Echter niet alvorens de vrijdagnamiddag nog een brief in de bus te vinden van het borstkankeronderzoek. Die wisten vrolijk te melden dat de uitslag niet goed was en verder onderzoek gewenst was. Plezant schrijfsel om aan te krijgen als ge niets meer kunt doen omdat het vrijdagavond is en ge de volgende dag moet vertrekken. De inpak-chaos werd er niet kleiner door. En hij was al zo confronterend. Als ge lang geen badpakken en zomerkleedjes meer hebt moeten inpakken dan kunt ge de spullen beter eerst eens passen alvorens ze in de valies te droppen. Teleurstellend hoe een lijf er op zo'n korte tijd zo op achteruit kan gaan als ge een zittend leven zijt beginnen leiden. "Achteruit" is misschien niet de juiste term. "Vooruit. Alle onderdelen, in alle richtingen" drukt de situatie beter uit.

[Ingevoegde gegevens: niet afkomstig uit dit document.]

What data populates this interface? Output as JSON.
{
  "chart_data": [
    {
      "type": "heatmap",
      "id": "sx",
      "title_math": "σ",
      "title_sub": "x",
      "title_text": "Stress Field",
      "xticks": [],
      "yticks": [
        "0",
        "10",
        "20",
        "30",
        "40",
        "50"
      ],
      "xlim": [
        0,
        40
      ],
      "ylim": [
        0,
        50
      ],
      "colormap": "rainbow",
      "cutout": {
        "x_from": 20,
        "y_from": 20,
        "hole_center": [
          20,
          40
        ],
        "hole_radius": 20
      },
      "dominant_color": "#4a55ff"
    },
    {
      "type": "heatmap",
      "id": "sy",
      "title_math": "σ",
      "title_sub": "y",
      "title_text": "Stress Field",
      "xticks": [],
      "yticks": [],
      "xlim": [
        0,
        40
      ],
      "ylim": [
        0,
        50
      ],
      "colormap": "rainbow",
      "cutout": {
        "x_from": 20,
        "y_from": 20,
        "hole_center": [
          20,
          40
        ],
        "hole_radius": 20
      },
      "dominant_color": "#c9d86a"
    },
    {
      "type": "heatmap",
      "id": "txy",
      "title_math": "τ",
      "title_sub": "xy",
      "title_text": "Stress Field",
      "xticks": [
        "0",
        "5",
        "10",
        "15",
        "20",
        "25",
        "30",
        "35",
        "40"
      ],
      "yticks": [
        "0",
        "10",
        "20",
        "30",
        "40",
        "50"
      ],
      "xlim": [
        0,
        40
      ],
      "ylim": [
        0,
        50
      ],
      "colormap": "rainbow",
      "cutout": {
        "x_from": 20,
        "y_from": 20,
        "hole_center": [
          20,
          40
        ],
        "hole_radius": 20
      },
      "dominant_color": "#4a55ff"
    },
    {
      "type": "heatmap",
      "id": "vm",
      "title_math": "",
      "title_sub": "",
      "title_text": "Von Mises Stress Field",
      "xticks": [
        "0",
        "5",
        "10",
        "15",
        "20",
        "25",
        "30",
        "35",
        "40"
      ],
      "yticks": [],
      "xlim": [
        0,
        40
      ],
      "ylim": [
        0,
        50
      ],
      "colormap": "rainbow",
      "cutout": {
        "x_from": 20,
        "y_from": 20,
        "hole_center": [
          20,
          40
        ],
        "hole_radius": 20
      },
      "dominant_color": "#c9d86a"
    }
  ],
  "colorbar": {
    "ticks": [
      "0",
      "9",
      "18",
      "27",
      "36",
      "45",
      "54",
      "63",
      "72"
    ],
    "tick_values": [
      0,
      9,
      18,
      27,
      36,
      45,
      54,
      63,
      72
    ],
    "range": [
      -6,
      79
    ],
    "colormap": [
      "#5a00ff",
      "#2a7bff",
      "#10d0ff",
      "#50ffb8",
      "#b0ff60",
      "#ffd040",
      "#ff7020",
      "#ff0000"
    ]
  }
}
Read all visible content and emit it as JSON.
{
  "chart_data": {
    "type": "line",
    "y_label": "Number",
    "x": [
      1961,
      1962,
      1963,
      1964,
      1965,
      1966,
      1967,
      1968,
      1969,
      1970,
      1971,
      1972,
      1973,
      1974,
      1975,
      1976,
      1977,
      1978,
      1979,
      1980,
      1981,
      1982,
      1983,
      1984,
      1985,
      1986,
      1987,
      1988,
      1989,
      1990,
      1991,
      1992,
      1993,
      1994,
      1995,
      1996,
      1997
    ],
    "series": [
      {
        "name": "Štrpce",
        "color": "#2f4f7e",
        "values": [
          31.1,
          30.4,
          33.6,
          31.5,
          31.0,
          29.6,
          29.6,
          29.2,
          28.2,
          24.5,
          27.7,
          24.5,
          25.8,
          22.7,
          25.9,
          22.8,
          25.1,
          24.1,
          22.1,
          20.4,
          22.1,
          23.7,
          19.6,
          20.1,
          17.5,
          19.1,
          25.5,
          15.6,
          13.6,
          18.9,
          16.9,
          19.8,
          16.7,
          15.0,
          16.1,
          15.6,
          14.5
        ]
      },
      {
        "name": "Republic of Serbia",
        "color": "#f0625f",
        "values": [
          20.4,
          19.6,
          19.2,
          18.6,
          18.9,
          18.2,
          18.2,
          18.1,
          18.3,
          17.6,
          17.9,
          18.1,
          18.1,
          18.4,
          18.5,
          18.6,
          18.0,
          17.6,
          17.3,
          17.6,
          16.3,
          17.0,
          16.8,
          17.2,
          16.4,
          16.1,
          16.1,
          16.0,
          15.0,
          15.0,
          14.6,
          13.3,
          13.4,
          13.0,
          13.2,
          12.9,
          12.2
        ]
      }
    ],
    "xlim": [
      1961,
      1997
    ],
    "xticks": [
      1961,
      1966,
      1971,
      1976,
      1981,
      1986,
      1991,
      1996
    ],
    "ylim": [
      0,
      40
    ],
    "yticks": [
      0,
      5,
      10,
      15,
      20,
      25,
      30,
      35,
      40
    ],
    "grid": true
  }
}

Het belangrijkste was natuurlijk voor goede oorbescherming te zorgen. Doppen bezit ik in alle maten en materialen, maar dat zou wel eens onvoldoende kunnen zijn. Dus besloot ik rubber lappen in een pinnemuts te monteren. Dat zou de schedelgeleiding toch al wat doen afnemen. Met een skimuts naar de zon? Moet kunnen. Uiteindelijk vond ik ook nog een heel breed haarlint in een winkel - jammer genoeg in Yasser Arafat-print - en dat leek me wel een nuttige aankoop. Thuis knipte ik repels van rubber waarvan de achterkant uit vilt bestaat (oud etalagemateriaal. Ik gooi toch nooit iets weg in t kader van De dag nadat ge het weg gedaan hebt, hebt ge t nodig), die ik naargelang de nood enkel kon gebruiken of ze driedubbel vouwen. Ik zorgde er voor dat ze onzichtbaar onder dat lint konden gefoefeld worden zodat ze mijn volledige oorschelpen afdekten.
Eigenlijk was ik eerst van plan geweest om naar een SM-winkel zon strakke rubberen kap te gaan kopen. Maar dat vond ik nu toch niet zo geestig voor mijn medepassagiers. Ge zoudt zelf toch ook niet graag naast iemand zitten waarvan enkel de ogen te zien zijn, en dan nog achter tralietjes, en waarvan de mond achter een ritssluiting schuilgaat?... Dan vind ik mijn onzichtbaar gewapende pinnemuts uit de Andes toch iets sympathieker.
Het was allemaal niet simpel. Ik vertrok ook niet graag. Ik was zo bang dat het vliegtuiglawaai mijn kop nog verder op hol zou doen slaan, en ik vreesde ook het moment van de waarheid waarop zou blijken of ik nog tegen het geluid van de zee zou kunnen of niet. Ooit nog snorkelen of nooit meer?...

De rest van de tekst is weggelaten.